While many of the women who were sexually harassed and verbally abused while employed by the Washington Football Team have tirelessly trumpeted their warnings on social media and on newscasts, Monday night’s protest marks the first time some of the women are joining forces in-person to put their disdain of NFL commissioner Roger Goodell, Washington Football Team owner Dan Snyder, and the league’s overarching complicity on full blast. Unlike the NFL’s empty promise, they hope to actually inspire change by demanding the league release its full findings of the Washington Football Team investigation. At the time of publication, the Change.org petition the women started, demanding the NFL “Release the Report” has garnered over 41,000 signatures.
Emily Applegate, a 33-year-old law student and former Washington Football Team marketing coordinator spoke to Jezebel ahead of the protest. Applegate was one of fifteen women who spoke to the Washington Post in 2020, detailing the sexual harassment and abuse she and other employees were subjected to by top-ranking male executives—one of which was caught on a hot mic making sexual comments about a college intern, while another told Athletic reporter Rhiannon Walker she had “an ass like a wagon” and asked her to date him on multiple occasions. Amongst other nauseating comments, Applegate told The Post her direct boss often took photos of her without her knowledge and used “derogatory slurs” in work conversations with her. She felt “helpless,” but trapped, as she was constantly reminded that a million other women would die to have her job.
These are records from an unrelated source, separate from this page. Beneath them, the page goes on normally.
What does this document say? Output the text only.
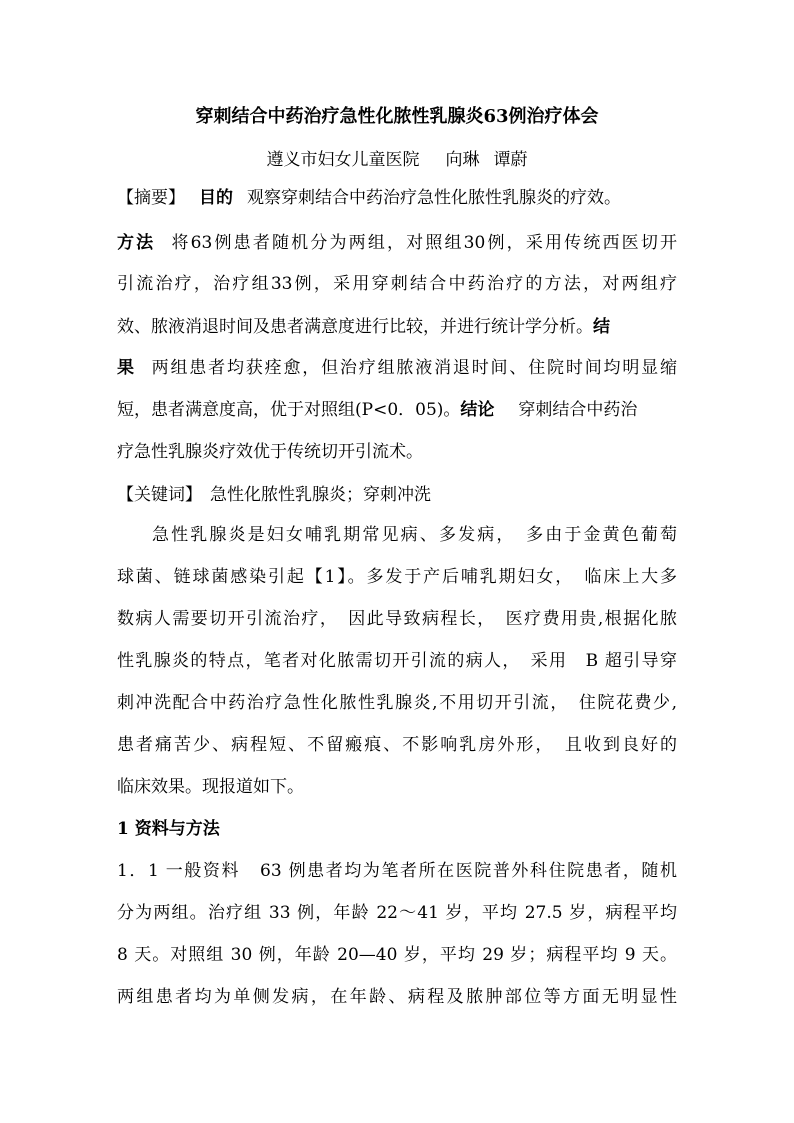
穿刺结合中药治疗急性化脓性乳腺炎63例治疗体会
遵义市妇女儿童医院 向琳 谭蔚
【摘要】 目的 观察穿刺结合中药治疗急性化脓性乳腺炎的疗效。
方法 将63例患者随机分为两组，对照组30例，采用传统西医切开
引流治疗，治疗组33例，采用穿刺结合中药治疗的方法，对两组疗
效、脓液消退时间及患者满意度进行比较，并进行统计学分析。结
果 两组患者均获痊愈，但治疗组脓液消退时间、住院时间均明显缩
短，患者满意度高，优于对照组(P<0．05)。结论 穿刺结合中药治
疗急性乳腺炎疗效优于传统切开引流术。
【关键词】 急性化脓性乳腺炎；穿刺冲洗
急性乳腺炎是妇女哺乳期常见病、多发病，　多由于金黄色葡萄
球菌、链球菌感染引起【1】。多发于产后哺乳期妇女，　临床上大多
数病人需要切开引流治疗，　因此导致病程长，　医疗费用贵,根据化脓
性乳腺炎的特点，笔者对化脓需切开引流的病人，　采用　B 超引导穿
刺冲洗配合中药治疗急性化脓性乳腺炎,不用切开引流，　住院花费少,
患者痛苦少、病程短、不留瘢痕、不影响乳房外形，　且收到良好的
临床效果。现报道如下。
1 资料与方法
1．1 一般资料 63 例患者均为笔者所在医院普外科住院患者，随机
分为两组。治疗组 33 例，年龄 22～41 岁，平均 27.5 岁，病程平均
8 天。对照组 30 例，年龄 20—40 岁，平均 29 岁；病程平均 9 天。
两组患者均为单侧发病，在年龄、病程及脓肿部位等方面无明显性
As someone who has been a victim of harassment and abuse for nearly every stage of her adult life, Applegate says she was moved by anger to speak out against both the men who made her suffer in the workplace and the men who chose not to protect her. And as the NFL’s full report from its investigation into Washington’s workplace remains unseen—and the promise of accountability continues to fade—she continues to be moved by anger today, as she virtually protests alongside the daughters, sisters, mothers, and teammates the men of the Washington Football Team have traumatized.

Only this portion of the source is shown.